Here's what I've learned in my life:
1. Humans are complicated and messy and make good choices and bad choices and generally want to be better, but sometimes just aren't. For whatever reason.
2. Good-hearted people are out there. Counselors, teachers, friends. They want to help. They can't solve every problem. They won't have all the answers, but as Keith Nelson said in Some Kind of Wonderful (yes, I'm old and I'm referencing a John Hughes movie), "The minute we stop thinking someone is out there for us, it's over, isn't it?" I'm grateful for those people in my past and present. I would be lost without them. I hope everyone realizes that they are not alone.
3. Everyone is doing the best they can. Really.

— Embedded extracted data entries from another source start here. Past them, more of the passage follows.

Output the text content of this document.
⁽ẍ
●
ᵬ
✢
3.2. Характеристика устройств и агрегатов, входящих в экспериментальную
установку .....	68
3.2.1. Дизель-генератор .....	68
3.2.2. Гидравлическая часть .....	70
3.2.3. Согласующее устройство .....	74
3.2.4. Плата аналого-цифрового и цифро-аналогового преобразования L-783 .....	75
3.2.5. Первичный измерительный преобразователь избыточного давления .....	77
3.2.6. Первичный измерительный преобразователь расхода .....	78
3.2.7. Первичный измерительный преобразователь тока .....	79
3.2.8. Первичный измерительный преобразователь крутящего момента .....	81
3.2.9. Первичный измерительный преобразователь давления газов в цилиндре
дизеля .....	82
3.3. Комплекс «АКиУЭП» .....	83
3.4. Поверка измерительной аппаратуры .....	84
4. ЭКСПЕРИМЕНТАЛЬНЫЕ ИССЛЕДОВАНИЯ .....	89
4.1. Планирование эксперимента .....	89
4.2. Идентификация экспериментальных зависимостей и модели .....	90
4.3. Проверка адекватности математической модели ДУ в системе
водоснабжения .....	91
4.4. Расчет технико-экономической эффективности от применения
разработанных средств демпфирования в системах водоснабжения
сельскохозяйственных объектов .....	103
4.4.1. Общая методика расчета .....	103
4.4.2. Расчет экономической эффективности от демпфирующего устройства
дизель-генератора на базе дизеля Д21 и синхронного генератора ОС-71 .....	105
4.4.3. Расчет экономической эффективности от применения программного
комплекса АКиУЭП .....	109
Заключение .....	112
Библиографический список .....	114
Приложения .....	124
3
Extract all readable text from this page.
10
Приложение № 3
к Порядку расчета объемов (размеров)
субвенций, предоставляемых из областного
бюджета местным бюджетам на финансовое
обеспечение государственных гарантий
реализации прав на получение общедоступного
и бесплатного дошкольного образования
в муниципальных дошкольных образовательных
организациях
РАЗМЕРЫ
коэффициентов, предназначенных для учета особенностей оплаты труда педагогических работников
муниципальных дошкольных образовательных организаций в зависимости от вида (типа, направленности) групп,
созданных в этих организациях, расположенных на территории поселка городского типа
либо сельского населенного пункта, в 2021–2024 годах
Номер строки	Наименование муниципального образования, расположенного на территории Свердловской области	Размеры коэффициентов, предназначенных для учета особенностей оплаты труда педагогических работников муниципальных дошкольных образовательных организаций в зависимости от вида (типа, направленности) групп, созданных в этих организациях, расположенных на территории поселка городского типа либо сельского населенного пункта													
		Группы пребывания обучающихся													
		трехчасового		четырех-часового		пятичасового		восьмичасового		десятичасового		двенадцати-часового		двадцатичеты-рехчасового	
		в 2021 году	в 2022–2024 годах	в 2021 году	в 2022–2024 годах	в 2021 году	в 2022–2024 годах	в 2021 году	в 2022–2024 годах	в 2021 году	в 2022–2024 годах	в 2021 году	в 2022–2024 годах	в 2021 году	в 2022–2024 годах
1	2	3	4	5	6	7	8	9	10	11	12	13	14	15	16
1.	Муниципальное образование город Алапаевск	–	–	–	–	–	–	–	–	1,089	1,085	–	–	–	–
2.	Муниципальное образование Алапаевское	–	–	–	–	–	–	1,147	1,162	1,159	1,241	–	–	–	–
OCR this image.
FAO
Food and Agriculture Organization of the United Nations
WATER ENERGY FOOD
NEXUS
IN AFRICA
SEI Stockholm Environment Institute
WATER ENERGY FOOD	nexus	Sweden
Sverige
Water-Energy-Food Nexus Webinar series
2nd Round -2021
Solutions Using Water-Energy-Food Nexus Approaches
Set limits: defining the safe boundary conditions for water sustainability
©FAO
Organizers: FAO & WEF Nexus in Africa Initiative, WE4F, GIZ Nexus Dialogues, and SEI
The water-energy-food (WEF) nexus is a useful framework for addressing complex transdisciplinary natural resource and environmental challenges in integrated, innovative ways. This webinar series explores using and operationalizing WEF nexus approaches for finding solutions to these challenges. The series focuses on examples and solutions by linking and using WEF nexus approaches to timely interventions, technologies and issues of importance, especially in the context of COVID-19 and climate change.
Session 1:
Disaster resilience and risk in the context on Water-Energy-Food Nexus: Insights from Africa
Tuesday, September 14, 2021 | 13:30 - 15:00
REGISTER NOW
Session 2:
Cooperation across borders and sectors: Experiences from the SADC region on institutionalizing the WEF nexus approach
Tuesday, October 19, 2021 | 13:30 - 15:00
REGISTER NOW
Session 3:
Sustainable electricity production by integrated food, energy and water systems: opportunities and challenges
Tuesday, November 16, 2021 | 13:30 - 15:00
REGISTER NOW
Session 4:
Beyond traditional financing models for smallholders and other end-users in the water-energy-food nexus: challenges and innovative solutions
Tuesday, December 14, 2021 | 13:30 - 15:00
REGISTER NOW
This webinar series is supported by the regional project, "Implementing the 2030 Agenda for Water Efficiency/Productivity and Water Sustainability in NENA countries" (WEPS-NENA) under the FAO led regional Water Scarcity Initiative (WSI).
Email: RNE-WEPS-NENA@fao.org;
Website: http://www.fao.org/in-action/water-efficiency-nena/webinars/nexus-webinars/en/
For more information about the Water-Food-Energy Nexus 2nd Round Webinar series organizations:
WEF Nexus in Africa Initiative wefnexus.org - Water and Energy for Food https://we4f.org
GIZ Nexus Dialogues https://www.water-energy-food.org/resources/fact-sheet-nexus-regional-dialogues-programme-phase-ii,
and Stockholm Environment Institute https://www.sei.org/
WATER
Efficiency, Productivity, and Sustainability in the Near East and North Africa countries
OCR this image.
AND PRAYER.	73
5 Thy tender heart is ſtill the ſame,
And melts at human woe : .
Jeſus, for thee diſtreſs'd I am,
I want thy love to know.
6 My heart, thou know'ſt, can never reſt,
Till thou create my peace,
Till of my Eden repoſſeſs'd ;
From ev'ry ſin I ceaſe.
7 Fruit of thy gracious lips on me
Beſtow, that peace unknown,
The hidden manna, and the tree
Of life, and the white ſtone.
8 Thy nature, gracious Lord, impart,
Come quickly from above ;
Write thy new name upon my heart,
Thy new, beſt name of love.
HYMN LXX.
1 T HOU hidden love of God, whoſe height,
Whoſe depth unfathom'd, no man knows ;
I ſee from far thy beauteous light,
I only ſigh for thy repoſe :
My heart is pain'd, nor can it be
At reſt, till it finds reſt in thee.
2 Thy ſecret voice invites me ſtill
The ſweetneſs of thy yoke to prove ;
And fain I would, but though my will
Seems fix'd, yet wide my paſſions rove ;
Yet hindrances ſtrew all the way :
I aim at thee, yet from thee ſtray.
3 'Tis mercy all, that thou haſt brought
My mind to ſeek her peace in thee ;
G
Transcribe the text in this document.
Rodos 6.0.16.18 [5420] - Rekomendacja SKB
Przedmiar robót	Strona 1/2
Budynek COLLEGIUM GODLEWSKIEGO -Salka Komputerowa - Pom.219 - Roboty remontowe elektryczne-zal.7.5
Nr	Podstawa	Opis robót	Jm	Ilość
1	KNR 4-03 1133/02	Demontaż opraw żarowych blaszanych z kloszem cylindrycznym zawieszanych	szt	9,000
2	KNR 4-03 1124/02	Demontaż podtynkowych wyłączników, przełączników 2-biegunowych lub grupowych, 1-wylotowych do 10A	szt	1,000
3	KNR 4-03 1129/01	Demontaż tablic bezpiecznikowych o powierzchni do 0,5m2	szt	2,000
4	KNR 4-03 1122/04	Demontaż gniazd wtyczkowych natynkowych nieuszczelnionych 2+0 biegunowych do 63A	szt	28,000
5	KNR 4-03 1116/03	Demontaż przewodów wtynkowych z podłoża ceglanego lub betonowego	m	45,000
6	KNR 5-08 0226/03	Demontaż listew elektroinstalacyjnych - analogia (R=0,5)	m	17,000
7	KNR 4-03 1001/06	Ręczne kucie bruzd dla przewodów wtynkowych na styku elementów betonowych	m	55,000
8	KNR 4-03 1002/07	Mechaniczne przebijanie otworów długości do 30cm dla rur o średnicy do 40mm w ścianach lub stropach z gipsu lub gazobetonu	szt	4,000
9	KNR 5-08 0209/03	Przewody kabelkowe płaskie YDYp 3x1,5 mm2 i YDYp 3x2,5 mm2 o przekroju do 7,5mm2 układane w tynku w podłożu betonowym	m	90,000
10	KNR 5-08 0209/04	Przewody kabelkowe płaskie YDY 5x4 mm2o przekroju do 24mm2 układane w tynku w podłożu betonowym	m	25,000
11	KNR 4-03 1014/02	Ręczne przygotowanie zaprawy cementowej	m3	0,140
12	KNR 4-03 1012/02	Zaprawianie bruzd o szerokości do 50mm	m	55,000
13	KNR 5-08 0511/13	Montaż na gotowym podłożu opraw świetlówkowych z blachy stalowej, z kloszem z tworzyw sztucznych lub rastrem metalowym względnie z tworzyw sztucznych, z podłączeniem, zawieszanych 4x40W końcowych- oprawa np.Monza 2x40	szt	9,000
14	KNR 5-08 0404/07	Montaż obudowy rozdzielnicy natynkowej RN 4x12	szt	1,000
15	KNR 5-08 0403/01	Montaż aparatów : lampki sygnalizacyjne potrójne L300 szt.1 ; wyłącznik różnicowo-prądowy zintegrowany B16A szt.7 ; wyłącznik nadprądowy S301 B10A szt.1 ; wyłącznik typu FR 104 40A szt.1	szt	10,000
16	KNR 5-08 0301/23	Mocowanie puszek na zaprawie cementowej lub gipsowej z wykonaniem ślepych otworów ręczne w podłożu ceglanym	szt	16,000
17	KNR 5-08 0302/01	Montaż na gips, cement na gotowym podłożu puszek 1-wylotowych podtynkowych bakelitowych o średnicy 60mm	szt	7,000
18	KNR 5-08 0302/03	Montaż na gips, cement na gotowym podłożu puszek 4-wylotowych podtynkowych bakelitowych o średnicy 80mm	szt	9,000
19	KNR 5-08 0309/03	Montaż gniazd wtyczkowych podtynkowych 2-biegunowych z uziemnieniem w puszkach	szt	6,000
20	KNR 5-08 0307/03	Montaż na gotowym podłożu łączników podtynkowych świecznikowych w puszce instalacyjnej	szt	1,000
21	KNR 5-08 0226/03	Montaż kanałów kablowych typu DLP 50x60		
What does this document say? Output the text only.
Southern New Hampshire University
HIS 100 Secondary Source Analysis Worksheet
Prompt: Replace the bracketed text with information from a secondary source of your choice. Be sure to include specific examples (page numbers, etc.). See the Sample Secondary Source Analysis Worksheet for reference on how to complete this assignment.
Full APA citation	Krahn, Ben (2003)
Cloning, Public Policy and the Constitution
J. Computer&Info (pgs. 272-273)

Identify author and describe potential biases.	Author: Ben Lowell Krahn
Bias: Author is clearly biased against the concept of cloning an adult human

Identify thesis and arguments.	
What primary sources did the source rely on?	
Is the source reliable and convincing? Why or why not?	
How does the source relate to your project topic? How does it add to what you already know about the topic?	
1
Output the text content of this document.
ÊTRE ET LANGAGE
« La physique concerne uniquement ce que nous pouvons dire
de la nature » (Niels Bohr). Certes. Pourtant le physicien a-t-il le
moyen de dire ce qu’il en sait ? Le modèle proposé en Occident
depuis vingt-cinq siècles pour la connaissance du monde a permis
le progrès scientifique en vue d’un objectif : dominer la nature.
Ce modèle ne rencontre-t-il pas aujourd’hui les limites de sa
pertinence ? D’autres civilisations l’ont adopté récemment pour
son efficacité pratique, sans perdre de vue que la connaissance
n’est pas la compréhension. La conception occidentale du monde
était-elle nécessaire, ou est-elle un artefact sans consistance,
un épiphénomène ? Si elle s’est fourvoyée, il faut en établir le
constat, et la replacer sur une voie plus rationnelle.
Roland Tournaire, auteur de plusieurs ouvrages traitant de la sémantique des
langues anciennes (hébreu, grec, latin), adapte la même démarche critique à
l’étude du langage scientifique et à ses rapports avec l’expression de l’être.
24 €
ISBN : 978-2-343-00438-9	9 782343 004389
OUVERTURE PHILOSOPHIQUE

Today in church, we talked about Gideon, and the angel finding him in the cave and saying, "Hail fierce warrior" and Gideon looking around and being like, "Who me? You can't mean me because I'm a dude hiding in a cave. I'm weak and I'm part of a weak clan, and we're so far from warriors, you don't even know." And of course, we then got into a discussion about Martin Luther King Jr. feeling like he didn't have the courage to keep going when his life was being threatened. Then the conversation evolved into how to be our best selves, how to be fearless when it is sometimes really HARD. And it was a perfect message because it reminded me why I wrote a difficult book that people were going to have thoughts about. I'll never be a fierce warrior. I wrote a little book. I'm not a world leader or an agent of cultural change. I'm just a writer who had something to say that hopefully will mean something to someone. I have no agenda beyond wanting people to talk to each other about the issue. Because it's in those conversations that we end up feeling so much less alone.
So go be fearless. Make mistakes. Lean on those who love you. And do the best you can. Always.